When making a short quotation from a poem, don't type it out as it appears on the page, but rather use slashes ( / ) to indicate line breaks (a.k.a. enjambments), and double-slashes ( // ) to indicate stanza breaks, like so:

Paul Blackburn's stanza below from "The One Night Stand : An Approach to the Bridge"
New day's sun
doubles itself in the river
A double string of blue lights
glares to mark the bridge, the
city huddles under a yellow light
the sodium flares
gleam under oblique
sun's double in the stream,
Would be presented like so: In "The One Night Stand : An Approach to the Bridge," Blackburn paints a lovely portrait of early morning in the city, in which the "New day's sun / doubles itself in the river" and "[a] double string of blue lights /glares to mark the bridge."

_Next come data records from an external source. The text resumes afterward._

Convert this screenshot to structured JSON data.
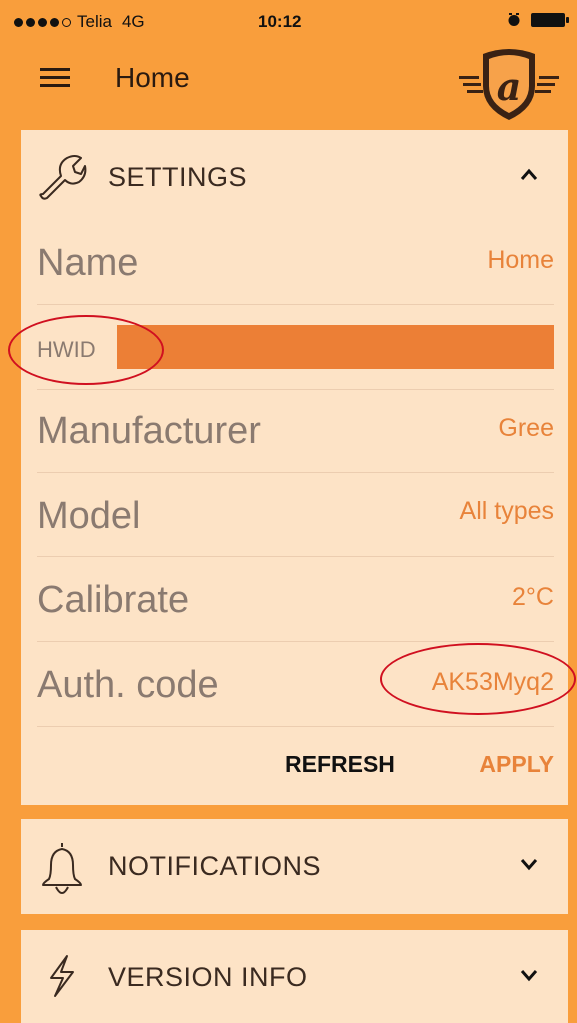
{
  "status_bar": {
    "carrier": "Telia",
    "network": "4G",
    "time": "10:12"
  },
  "nav": {
    "title": "Home"
  },
  "settings": {
    "title": "SETTINGS",
    "rows": [
      {
        "label": "Name",
        "value": "Home"
      },
      {
        "label": "HWID",
        "value": ""
      },
      {
        "label": "Manufacturer",
        "value": "Gree"
      },
      {
        "label": "Model",
        "value": "All types"
      },
      {
        "label": "Calibrate",
        "value": "2°C"
      },
      {
        "label": "Auth. code",
        "value": "AK53Myq2"
      }
    ],
    "refresh_label": "REFRESH",
    "apply_label": "APPLY"
  },
  "notifications": {
    "title": "NOTIFICATIONS"
  },
  "version_info": {
    "title": "VERSION INFO"
  },
  "colors": {
    "background": "#f99e3c",
    "card": "#fde3c6",
    "accent": "#e8833a",
    "annotation": "#d01020"
  }
}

Likewise, if one were to quote from this portion of Philip Whalen's "The Same Old Jazz,"
While I imagine whatever I imagine 
                     Weed
     dry stalks of yarrow,
     repeated Y-branching V's, a multiplication 
Of antelope, deer-horns? Umbels
Hairy brown stars at the tip of brown wires
A menorah, or more learnedly, "hand" written in Great Seal Script
It might read like this: Whalen's "whatever I imagine" includes a litany of natural imagery, such as "[w]eed / dry stalks of yarrow, / repeated Y-branching V's, [and] a multiplication // [o]f antelope, deer-horns."

Please also remember that though traditional MLA rules for citations indicate that you must give the line number(s) for your quotations and paraphrases, I think that's a little draconian, and so just giving the page number(s) will be fine.